Ce soir, les machines alterneront entre automatisme et pilotage par la Caméra Musicale. Il s’agit d’une caméra placé en hauteur au dessus de Jacques Rémus qui, en bougeant ses mains devant celle ci, déclenche des sons et des ordres aux machines. Le côté "magique" de la chose passera assez vite : donner des ordres sans contact n’est d’une part pas nouveau, et très à la mode. Par ailleurs, Rolf Sudmann qui partage la scène avec Rémus est là avec son Thérémine pour nous rappeler que faire de la musique sans contact est possible depuis près d’un siècle, avec un jeu tout en douceur, et une certaine poésie. Il passera ensuite au Trautonium ou plus précisément au Mixtur-Trautonium, version duophonique de cet instrument qui ne nous fera malheureusement pas vibrer, peut-être en raison d’une utilisation apparemment assez ardue et limitée.
Bilan mitigé donc pour cette prestation un peu trop démonstrative.

On enchaîne avec Monolake pour une performance assez étonnante. On savait déjà que Monolake était derrière le développement du logiciel Ableton Live (plus précisément, c’est Gerhard Behles, moitié originelle de Monolake qui assure le développement alors que Robert Henke produit sa musique sous le nom de Monolake).
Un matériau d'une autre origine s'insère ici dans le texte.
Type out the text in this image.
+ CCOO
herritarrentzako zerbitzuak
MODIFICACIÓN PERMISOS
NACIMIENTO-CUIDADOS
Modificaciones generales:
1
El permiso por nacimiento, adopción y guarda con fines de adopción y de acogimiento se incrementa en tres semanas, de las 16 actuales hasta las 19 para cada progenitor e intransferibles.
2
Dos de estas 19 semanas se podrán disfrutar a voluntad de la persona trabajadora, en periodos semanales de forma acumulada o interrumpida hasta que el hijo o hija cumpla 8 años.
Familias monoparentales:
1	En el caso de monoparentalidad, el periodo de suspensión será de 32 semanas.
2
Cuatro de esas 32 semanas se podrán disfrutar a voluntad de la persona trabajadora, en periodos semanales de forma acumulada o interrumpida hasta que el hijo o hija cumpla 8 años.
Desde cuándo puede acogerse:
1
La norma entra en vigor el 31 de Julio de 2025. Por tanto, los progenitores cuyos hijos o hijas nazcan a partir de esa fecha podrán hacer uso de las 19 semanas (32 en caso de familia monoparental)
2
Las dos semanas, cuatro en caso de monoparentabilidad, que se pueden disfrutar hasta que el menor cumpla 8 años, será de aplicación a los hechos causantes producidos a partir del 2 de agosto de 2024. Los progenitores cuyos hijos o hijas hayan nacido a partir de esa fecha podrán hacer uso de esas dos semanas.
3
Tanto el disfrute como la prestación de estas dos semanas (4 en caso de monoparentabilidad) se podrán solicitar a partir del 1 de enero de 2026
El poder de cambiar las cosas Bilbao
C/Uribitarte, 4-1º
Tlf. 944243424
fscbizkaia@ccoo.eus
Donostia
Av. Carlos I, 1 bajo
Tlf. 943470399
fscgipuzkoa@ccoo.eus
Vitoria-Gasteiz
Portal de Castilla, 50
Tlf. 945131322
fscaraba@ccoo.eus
Ce soir il nous présente Atlantic Waves IV, un séquenceur pour improvisation via internet. Robert Henke est sur scène, un ami à lui est en studio à Berlin avec le même logiciel. Ils sont connectés et agissent sur la même interface. L’un ajoute une note, l’autre un effet, une autre note ou supprime celle de son comparse, le tout avec une interface graphique minimaliste : pas de vus-mètres, pas de boutons à tourner, rien que des cases qui se remplissent de carrés bleus pour les notes ajoutées par Henke, ou jaunes pour son partenaire de jeu à Berlin. Telle case signifie que la piste n’est pas jouée, telle autre permet de jouer la piste à l’envers, une autre permet de choisir et activer des effets.
Le logiciel à l’air facile de prise en main, et particulièrement ludique. Projeté en fond de scène, le spectateurs voient la musique de faire et se défaire avec une dimension ludique : chacun peut effacer la grille qui sert d’interface, balancer des carrés rouges qui viennent brouiller l’écran de son partenaire devenu adversaire, et autres coups spéciaux. Musicalement, ça reste du Monolake, débutant par une ambient expérimentale, s’orientant vers le dub puis la techno minimale, le tout dans une bonne ambiance : une zone de l’interface permet de discuter avec l’autre musicien, tout le public profitant de l’humour des deux Allemands. Robert Henke au téléphone en train de donner son adresse IP à son collègue afin de rétablir une connexion perdue, et lors d’un rappel techno devenu chaotique, Henke de proposer "Il vaut peut-être mieux s’arrêter là, non ?" et l’autre de répondre "Pourquoi ???".
On appréciera cette improvisation avec deux musiciens qui ne se voient pas mais qui jouent la même partition, et on regrettera globalement une certaine surcharge là ou l’épure aurait été préférable. En effet ils disposaient de 15 pistes, trop souvent toutes utilisées simultanément.